Súbitamente abandonaba el regazo materno y corría a ver pasar los volatines. Caballos de crin larga como sauces llorones jineteados por mujeres vestidas de vidriera. Carruajes adornados con flores y banderolas de papel de China rodando por la pedriza de las calles en inestabilidad de ebrios. Murga de mugrientos, soplacobres, rascatripas y machacatambores. Los payasos enharinados repartían programas de colores, anunciando la función de gala dedicada al Presidente de la República, Benemérito de la Patria, Jefe del Gran Partido Liberal y Protector de la Juventud Estudiosa.

Su mirada vagaba por el espacio de una bóveda muy alta. Los volatines le dejaron perdido en un edificio levantado sobre un abismo sin fondo de color verdegay. Los escaños pendían de los cortinajes como puentes colgantes. Los confesionarios subían y bajaban de la tierra al cielo, elevadores de almas manejados por el Ángel de la Bola de Oro y el Diablo de los Oncemil Cuernos. De un camarín -como pasa la luz por los cristales, no obstante el vidrio- salió la Virgen del Carmen a preguntarle qué quería, a quién buscaba. Y con ella, propietaria de aquella casa, miel de los ángeles, razón de los santos y pastelería de los pobres, se detuvo a conversar muy complacido. Tan gran señora no medía un metro, pero cuando hablaba daba la impresión de entender de todo como la gente grande. Por señas le contó el Pelele lo mucho que le gustaba masticar cera y ella, entre seria y sonriente, le dijo que tomara una de las candelas encendidas en su altar. Luego, recogiéndose el manto de plata que le quedaba largo, le condujo de la mano a un estanque de peces de colores y le dio el arco iris para que lo chupara como pirulí. ¡La felicidad completa!

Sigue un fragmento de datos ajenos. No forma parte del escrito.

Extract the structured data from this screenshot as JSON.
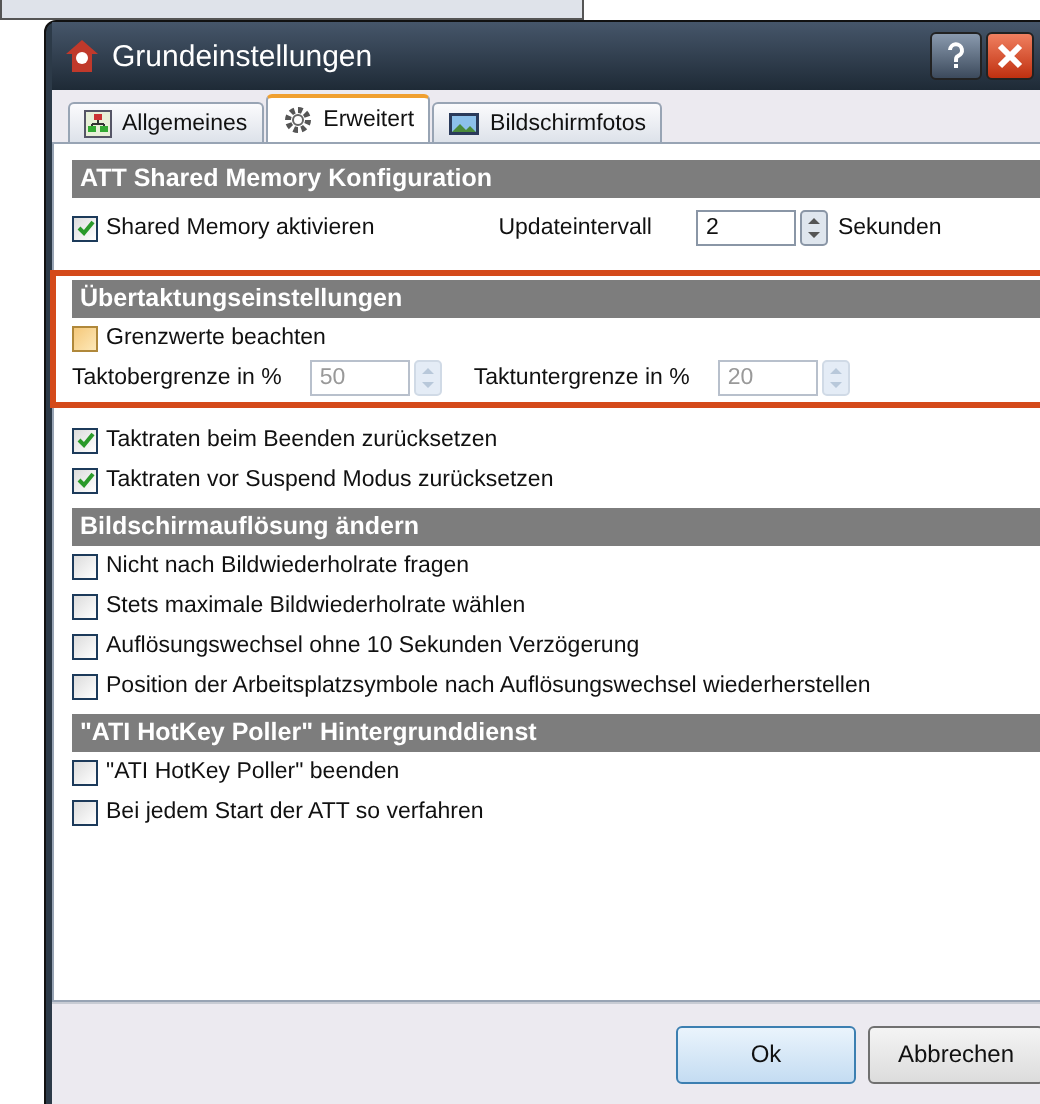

Sentíase feliz desde la puntitita de la lengua hasta la puntitita de los pies. Lo que no tuvo en la vida: un pedazo de cera para masticar como copal, un pirulí de menta, un estanque de peces de colores y una madre que sobándole la pierna quebrada le cantara «¡sana, sana, culito de rana, siete peditos para vos y tu nana!», lo alcanzaba dormido en la basura.

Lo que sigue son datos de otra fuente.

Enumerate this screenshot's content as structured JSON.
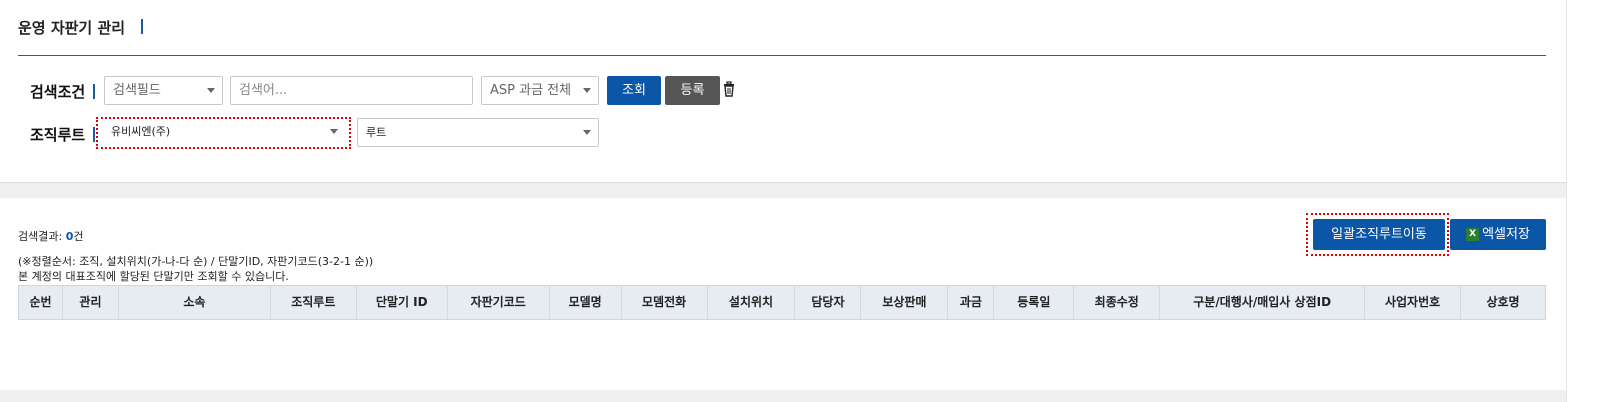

Pero la dicha dura lo que tarda un aguacero con sol… por una vereda de tierra color de leche, que se perdía en el basurero, bajó un leñador seguido de su perro: el tercio de leña a la espalda, la chaqueta doblada sobre el tercio de leña y el machete en los brazos como se carga a un niño. El barranco no era profundo, mas el atardecer lo hundía en sombras que amortajaban la basura hacinada en el fondo, desperdicios humanos que por la noche aquietaban el miedo. El leñador volvió a mirar. Habría jurado que le seguían. Más adelante se detuvo. Le jalaba la presencia de alguien que estaba allí escondido. El perro aullaba, erizado, como si viera al diablo. Un remolino de aire levantó papeles sucios manchados como de sangre de mujer o de remolacha. El cielo se veía muy lejos, muy azul, adornado como una tumba altísima por coronas de zopilotes que volaban en círculos dormidos. A poco, el perro echó a correr hacia donde estaba el Pelele. Al leñador le sacudió frío de miedo. Y se acercó paso a paso tras el perro a ver quién era el muerto. Era peligroso herirse los pies en los chayes, en los culos de botellas o en las latas de sardina, y había que burlar a saltos las heces pestilentes y los trechos oscuros. Como bajeles en mar de desperdicios hacían agua las palanganas…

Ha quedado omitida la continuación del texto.